In 2007, Delconte launched smallwander.com and hit the road calling on towns. Then he hired Greta Anita Lint, a tourism consultant and writer, Rob Ainbinder, owner of Deep River Communication, a Website marketing firm and Interactive Communications, Inc., a company recognized for developing tourism Websites. They advised him to overhaul the site, do some advertising, provide a platform for visitors to comment about their experiences, and become an educational resource for town leaders and retailers.

Lint, who has been promoting tourism attractions, destinations, events, small towns and regions since 1986, says she was astonished to learn about Delconte's efforts. "John's a visionary. The site fills two needs: promoting towns to the traveling public and helping educate downtown leaders, merchants and government officials."

Since January 2008, smallwander.com has been providing educational teleseminars. They're held on the last Monday of the month at 10 a.m. and last about an hour. They're accessible by phone or the Internet. Recordings of the teleseminars will soon be available via podcast.

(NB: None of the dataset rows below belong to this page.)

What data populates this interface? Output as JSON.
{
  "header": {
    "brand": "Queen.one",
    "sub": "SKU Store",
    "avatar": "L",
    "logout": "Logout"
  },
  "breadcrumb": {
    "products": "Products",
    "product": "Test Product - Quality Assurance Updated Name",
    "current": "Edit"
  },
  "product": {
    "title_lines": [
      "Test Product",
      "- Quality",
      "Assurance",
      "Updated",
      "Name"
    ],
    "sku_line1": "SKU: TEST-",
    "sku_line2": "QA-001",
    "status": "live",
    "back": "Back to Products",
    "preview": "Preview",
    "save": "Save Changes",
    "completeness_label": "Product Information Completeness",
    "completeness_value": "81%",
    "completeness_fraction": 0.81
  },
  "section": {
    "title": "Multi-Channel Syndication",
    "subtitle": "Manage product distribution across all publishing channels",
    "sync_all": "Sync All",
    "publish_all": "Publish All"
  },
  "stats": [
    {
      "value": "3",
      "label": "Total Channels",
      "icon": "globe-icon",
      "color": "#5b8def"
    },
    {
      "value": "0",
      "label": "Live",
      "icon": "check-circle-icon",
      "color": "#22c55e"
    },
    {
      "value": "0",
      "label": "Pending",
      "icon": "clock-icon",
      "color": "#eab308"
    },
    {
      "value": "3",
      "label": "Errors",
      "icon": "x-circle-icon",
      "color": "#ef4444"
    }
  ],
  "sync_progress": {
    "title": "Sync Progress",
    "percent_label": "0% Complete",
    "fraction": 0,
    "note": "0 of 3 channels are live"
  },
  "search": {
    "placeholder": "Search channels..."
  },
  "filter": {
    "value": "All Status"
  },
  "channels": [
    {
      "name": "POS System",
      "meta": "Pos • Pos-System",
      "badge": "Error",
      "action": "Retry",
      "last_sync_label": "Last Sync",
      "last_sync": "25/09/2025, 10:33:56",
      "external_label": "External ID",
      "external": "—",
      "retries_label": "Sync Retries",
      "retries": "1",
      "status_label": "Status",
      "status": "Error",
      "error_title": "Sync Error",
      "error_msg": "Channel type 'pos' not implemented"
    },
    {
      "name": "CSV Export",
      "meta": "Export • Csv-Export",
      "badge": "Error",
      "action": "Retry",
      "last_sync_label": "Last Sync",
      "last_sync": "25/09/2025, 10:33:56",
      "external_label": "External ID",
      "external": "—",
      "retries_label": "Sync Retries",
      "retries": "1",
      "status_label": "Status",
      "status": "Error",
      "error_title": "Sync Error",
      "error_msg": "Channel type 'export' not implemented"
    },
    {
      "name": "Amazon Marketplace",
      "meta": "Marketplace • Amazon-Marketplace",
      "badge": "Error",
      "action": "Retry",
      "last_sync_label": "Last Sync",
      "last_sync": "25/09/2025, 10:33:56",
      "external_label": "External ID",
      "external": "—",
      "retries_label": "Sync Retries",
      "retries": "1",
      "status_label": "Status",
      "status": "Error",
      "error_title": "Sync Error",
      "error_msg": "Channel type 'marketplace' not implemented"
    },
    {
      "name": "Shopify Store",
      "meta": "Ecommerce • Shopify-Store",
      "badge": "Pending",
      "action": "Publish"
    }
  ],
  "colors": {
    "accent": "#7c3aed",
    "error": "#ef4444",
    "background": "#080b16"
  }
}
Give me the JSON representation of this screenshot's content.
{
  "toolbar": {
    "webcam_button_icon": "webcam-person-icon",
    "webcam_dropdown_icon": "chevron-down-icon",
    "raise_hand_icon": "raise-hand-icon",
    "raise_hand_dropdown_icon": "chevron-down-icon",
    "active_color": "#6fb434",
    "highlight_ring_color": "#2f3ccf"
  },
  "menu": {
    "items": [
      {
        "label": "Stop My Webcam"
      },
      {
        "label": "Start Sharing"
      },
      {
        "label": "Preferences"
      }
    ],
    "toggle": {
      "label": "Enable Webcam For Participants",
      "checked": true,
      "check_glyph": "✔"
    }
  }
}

Lint said, "I've witnessed that if a town has a city administrator, chamber of commerce or merchants association leader, they often don't have time nor funds to attend educational and networking meetings. Many of these positions are filled by people who aren't formally educated in running a town or an organization and desperately need help. Some are paid; others volunteer. And sometimes they only work part-time. They need mentors, on-the-job training and guidance. John's teleseminars supply them with an inexpensive educational and networking outlet."

And smallwander.com is a one-stop shopping place for tourists looking for information about small towns.

"Many times they're sparkling gems that need specific attention," Lint explained. "Often small towns don't have the financial resources to promote themselves and depend upon larger tourism offices for that service. However, since most tourism agencies depend upon hotel occupancy taxes to provide operating and marketing budgets, marketing managers must tout their main draw – and a small town may not be it. So smallwander.com provides a new promotional resource."

"Through this process we have been helping small towns identify what they need in order to present themselves fully and accurately on the Internet to the traveling public," Delconte commented. "Some towns have good Websites. Others don't have one at all. Smallwander.com provides them with a site that is part of an overall network of similar towns that attract cultural travelers. Internet savvy domestic and international travelers researching trips depend upon town Websites that are truthful, interesting, functional and enticing. We make the cultural traveler's shopping for small town adventures easy and fun. You no longer will have to dig through the big cities to find the small town gems."